My biggest struggle was Commitment. It’s so hard to drag your butt out of bed in a cold, dark morning (I have since mostly given up on that) or running home after work to change and then driving only slightly 🙂 over the speed limit to make an evening class. I can lie to myself and keep making excuses as to why I can’t make class and have some feeble excuse to justify it. But I actually enjoy coming to PK. It’s nice to belong somewhere that people know who you are, take a genuine interest in you and will motivate you to continue. The music isn’t so bad either 🙂
My life since joining Precision Kettlebells? Well, I love feeling stronger!! I recently went to London with my daughter for her 21st birthday. Afterwards, I thought about how not once did I worry that I wouldn’t be able to do something or sit comfortably. We literally were on planes, trains, and automobiles. Up hills and steps (our hotel room was on the 4th floor, with no “lift”…I didn’t realize, however, that there were two full flights of steps in between floors – 96 steps up to our room!) We walked miles and miles every day. I was the one hoisting the luggage up and down from the plane’s overhead (and we crammed an awful lot in those carry-ons!) I felt so normal. And then sad that I spent so many years either not doing activities or doing them but feeling miserable.
If you’re holding back from starting with us at PK, don’t, you owe it to yourself. Really. It’s that simple, and yet it’s not. Fitness places/gyms are super intimidating for most people. How many people have had gym memberships they never used, treadmills that make great coat racks and a dusty collection of Billy Blanks dvds. PK is different if you just give them and you the opportunity. It’s a time commitment and hard work. But the rewards are worth the effort.

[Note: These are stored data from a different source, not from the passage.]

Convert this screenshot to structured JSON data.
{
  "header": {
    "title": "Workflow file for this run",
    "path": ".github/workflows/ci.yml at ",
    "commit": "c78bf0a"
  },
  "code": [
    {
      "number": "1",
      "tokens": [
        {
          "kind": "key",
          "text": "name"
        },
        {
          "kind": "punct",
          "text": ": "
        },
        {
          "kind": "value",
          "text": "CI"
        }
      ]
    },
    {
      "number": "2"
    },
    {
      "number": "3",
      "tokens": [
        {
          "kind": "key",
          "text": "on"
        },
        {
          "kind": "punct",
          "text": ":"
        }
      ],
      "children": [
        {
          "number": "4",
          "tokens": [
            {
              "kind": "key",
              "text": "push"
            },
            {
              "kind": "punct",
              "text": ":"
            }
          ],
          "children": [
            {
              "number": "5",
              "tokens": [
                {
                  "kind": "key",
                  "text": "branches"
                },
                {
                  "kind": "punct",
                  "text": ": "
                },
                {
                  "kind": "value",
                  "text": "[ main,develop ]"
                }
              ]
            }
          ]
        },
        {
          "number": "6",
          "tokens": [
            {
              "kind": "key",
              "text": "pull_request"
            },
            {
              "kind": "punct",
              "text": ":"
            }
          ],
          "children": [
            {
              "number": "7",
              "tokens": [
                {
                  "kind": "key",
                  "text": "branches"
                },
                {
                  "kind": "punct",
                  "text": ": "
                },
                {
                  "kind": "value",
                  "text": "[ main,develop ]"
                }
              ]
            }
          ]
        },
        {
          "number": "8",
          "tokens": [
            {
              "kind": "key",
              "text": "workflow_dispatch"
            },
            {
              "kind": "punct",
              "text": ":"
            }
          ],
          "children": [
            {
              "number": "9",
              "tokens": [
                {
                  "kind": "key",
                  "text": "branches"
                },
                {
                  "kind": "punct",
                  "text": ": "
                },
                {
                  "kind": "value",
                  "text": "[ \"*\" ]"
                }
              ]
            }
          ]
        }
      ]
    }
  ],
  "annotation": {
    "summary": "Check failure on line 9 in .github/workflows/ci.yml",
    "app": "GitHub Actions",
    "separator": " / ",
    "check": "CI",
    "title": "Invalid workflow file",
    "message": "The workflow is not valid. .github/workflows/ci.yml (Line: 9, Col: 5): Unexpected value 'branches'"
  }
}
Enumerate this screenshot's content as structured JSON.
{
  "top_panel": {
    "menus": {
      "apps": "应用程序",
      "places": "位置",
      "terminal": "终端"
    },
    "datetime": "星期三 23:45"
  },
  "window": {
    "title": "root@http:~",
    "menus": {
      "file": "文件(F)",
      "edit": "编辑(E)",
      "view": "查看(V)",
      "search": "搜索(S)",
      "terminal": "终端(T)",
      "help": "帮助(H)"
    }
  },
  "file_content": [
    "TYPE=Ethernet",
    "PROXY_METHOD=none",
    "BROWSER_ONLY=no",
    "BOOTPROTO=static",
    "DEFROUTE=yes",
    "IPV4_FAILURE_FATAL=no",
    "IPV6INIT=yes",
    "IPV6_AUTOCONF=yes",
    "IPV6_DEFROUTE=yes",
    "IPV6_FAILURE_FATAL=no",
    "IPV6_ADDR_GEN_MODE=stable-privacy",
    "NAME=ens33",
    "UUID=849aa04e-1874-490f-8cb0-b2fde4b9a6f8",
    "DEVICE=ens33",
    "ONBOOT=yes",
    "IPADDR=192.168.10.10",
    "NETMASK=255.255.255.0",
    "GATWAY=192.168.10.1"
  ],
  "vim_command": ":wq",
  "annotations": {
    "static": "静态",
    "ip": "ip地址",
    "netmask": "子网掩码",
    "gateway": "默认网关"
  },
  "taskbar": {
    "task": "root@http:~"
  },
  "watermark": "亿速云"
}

A little bit more you should know. It’s not strictly my PK experience but my personal experience. Not to sound corny, but if someone reading can identify with me and reach out for help, then I’ll be happy. I have struggled with weight and eating my entire life. I have done almost every diet out there since I was 11. I’ll show my age and say I went to Elaine Powers Fitness for women where I shoved my thighs into jiggly belts in an attempt to lose weight. I ate and I ate. I periodically went to doctors to make sure that I wasn’t going to die, just yet, from overeating. And then since I wasn’t I would celebrate by having some ice cream. 2 years ago I weighed over 300 pounds. A friend learned of Overeaters Anonymous (yes, it’s just like AA except it’s for food addicts) and now I don’t eat sugar or flour. Since then, I have lost over 75 pounds, I have my life back and my body is free from cravings. Sugar is like a drug for me and I have to avoid it completely. Joining PK and getting physically stronger helps me to continue working on being a better me!